Institute Director and Senior Research Scholar Maggie Little was invited to brief the Faculty Relations Committee of Georgetown’s Board of Directors on the Zika virus epidemic and her grant-funded work on the ethics of vaccination and treatment. She spoke at the annual fall gathering of university leadership earlier this month.
Dr. Little is co-principal investigator on a £1.2 million multi-year grant from the United Kingdom’s Wellcome Trust. Together with colleagues at the Johns Hopkins Berman Institute; the University of North Carolina Center for Bioethics; the University of Washington School of Law; and the University of Maryland Francis King Carey School of Law, Little and colleagues at the KIE are working to develop and disseminate advice on the health interests of pregnant women with the Zika virus.
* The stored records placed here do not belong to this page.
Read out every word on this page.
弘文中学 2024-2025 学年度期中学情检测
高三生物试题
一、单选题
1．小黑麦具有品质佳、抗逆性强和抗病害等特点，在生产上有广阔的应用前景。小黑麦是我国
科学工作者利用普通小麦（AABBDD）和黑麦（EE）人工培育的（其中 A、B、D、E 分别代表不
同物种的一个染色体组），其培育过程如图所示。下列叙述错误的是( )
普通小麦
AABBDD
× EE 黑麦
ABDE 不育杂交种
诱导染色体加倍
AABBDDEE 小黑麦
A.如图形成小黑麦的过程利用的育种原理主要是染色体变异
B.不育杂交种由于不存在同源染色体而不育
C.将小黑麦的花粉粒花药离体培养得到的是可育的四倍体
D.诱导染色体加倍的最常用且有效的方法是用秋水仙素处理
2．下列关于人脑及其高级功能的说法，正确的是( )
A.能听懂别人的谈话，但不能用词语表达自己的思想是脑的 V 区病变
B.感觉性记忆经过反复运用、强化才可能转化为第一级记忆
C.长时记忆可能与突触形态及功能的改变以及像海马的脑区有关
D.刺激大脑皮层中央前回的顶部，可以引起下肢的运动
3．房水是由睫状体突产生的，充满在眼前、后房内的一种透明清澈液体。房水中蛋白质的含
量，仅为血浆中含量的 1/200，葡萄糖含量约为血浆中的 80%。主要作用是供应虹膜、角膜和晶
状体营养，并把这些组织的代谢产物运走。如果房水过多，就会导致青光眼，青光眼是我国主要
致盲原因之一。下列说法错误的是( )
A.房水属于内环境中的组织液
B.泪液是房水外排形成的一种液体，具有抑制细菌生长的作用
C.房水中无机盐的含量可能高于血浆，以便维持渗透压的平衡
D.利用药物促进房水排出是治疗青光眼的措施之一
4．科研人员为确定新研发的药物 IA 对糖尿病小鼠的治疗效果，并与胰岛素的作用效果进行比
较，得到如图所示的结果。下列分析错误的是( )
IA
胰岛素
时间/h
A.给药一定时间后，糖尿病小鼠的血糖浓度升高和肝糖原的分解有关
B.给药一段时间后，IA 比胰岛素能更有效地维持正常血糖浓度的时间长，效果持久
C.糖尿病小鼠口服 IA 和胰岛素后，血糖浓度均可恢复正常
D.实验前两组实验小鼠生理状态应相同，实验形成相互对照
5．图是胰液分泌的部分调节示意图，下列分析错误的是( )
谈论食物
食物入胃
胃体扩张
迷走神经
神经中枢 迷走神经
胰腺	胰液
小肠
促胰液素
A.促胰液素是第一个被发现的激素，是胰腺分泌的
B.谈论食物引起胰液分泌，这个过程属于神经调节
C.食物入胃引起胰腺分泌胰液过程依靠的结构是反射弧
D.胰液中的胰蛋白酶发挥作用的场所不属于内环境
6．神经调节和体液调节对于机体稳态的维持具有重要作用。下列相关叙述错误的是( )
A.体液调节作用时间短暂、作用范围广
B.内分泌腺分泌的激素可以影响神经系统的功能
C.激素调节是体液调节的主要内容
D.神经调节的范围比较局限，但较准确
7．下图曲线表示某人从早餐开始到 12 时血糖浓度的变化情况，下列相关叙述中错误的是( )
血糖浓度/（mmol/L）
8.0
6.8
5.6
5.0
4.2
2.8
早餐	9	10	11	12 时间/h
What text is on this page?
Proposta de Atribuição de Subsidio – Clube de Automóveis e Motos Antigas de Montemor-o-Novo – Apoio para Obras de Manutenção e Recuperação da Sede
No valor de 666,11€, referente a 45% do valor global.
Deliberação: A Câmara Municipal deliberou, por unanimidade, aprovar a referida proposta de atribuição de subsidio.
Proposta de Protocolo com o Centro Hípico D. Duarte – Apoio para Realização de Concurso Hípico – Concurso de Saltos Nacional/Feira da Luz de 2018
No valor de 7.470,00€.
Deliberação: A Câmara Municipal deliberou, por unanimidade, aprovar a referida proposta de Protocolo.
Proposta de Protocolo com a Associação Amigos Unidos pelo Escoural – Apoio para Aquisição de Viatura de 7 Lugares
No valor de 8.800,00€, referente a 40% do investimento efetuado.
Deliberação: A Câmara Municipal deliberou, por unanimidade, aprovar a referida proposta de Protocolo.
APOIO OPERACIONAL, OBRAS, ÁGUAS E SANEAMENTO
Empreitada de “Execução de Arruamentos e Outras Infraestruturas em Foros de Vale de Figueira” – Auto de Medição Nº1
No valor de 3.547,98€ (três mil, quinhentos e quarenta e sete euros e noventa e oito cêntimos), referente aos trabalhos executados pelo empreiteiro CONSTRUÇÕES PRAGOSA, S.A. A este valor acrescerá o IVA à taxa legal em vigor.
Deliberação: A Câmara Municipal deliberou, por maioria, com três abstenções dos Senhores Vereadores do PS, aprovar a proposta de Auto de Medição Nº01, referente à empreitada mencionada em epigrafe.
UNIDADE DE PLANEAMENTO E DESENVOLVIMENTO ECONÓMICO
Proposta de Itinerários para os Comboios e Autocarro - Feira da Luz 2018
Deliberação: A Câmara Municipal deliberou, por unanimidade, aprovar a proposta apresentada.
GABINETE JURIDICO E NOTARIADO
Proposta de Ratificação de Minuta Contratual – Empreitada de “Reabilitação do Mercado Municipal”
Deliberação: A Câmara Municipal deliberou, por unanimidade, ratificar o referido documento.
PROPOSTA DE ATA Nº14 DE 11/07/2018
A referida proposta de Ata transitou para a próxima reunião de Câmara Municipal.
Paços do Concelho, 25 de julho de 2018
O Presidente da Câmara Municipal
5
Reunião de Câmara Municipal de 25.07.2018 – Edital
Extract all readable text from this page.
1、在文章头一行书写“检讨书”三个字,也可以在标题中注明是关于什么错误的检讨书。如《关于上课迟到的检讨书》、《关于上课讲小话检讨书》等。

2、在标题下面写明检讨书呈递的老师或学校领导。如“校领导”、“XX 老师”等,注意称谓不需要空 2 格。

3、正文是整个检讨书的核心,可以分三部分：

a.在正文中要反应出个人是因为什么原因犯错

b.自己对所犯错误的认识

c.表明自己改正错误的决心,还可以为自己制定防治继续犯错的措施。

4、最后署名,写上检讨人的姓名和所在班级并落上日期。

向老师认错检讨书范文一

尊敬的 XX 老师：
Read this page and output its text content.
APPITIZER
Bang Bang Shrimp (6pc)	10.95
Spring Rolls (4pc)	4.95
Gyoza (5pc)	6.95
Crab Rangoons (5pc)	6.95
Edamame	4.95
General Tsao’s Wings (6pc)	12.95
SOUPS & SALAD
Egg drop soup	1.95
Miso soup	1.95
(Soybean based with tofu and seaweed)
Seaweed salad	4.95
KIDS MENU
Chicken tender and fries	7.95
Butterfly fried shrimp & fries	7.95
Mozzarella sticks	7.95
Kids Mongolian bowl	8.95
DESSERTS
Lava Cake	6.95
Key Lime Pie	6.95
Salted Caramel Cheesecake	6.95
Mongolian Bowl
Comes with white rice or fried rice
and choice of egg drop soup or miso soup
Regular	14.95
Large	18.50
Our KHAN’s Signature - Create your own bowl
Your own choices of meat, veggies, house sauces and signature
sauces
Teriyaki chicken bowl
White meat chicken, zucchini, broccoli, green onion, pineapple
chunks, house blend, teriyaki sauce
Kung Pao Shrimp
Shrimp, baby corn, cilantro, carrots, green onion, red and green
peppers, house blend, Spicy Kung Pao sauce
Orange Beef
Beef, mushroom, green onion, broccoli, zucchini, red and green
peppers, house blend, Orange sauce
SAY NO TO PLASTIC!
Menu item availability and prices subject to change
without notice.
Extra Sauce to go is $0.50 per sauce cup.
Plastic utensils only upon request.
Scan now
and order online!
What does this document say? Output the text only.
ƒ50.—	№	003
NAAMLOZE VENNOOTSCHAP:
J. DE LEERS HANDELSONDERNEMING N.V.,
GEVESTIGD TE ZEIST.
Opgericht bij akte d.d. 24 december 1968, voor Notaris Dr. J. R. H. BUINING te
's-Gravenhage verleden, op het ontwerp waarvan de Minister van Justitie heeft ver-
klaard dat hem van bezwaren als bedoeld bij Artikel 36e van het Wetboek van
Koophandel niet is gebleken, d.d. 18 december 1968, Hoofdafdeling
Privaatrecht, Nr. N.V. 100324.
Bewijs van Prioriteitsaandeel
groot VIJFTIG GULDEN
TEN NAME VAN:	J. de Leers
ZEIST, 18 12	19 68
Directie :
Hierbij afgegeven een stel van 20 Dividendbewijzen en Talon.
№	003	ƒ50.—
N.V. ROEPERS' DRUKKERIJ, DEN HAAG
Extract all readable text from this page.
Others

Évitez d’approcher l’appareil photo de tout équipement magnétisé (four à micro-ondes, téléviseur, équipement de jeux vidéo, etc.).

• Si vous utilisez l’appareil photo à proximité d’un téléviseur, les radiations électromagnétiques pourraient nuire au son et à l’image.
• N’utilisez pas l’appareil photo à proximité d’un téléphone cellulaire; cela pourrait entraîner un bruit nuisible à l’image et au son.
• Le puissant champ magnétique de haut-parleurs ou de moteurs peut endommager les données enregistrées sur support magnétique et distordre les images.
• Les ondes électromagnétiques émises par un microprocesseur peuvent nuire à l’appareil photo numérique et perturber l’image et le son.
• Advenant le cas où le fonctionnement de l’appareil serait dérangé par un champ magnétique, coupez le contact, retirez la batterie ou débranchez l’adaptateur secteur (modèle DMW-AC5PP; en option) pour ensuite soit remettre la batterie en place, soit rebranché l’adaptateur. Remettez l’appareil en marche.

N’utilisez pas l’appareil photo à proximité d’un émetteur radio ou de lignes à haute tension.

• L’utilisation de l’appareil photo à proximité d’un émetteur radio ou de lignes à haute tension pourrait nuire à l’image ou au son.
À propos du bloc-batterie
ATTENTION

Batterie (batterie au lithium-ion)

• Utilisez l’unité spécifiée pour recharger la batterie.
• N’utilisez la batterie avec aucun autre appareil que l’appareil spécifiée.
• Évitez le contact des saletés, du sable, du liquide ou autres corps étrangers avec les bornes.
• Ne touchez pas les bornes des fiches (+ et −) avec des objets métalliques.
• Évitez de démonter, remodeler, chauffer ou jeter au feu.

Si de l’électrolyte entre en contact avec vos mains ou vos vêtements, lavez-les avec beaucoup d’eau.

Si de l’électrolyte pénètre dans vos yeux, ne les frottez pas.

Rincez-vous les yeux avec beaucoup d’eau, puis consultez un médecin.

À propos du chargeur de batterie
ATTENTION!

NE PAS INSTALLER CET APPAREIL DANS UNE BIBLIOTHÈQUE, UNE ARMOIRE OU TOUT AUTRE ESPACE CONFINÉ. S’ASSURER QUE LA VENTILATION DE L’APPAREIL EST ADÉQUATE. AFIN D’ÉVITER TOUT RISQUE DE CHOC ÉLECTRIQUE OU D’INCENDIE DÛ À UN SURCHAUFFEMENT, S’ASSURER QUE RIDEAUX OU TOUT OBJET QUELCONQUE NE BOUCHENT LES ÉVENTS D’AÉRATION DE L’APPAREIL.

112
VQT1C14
The team’s work originated with a Georgetown Reflective Engagement grant.
Little’s presentation to the board focused on some surprising new facts that have come to light about the virus as the first identified cohort of babies born to Zika-infected mothers continues to grow, as well as ongoing debates about the best routes to vaccination to prevent the spread of the virus in pregnant and potentially-pregnant populations. “What we know now is just the tip of the iceberg,” she says.
“Maggie’s presentation was met with great interest from the Board of Directors,” says Marisha Wickremsinhe, a member of the grant team who was in attendance at the presentation, “not only because of the urgency of the Zika virus crisis, but also because the work to promote equitable inclusion of pregnant women in clinical research began right here, at Georgetown, in 2009.”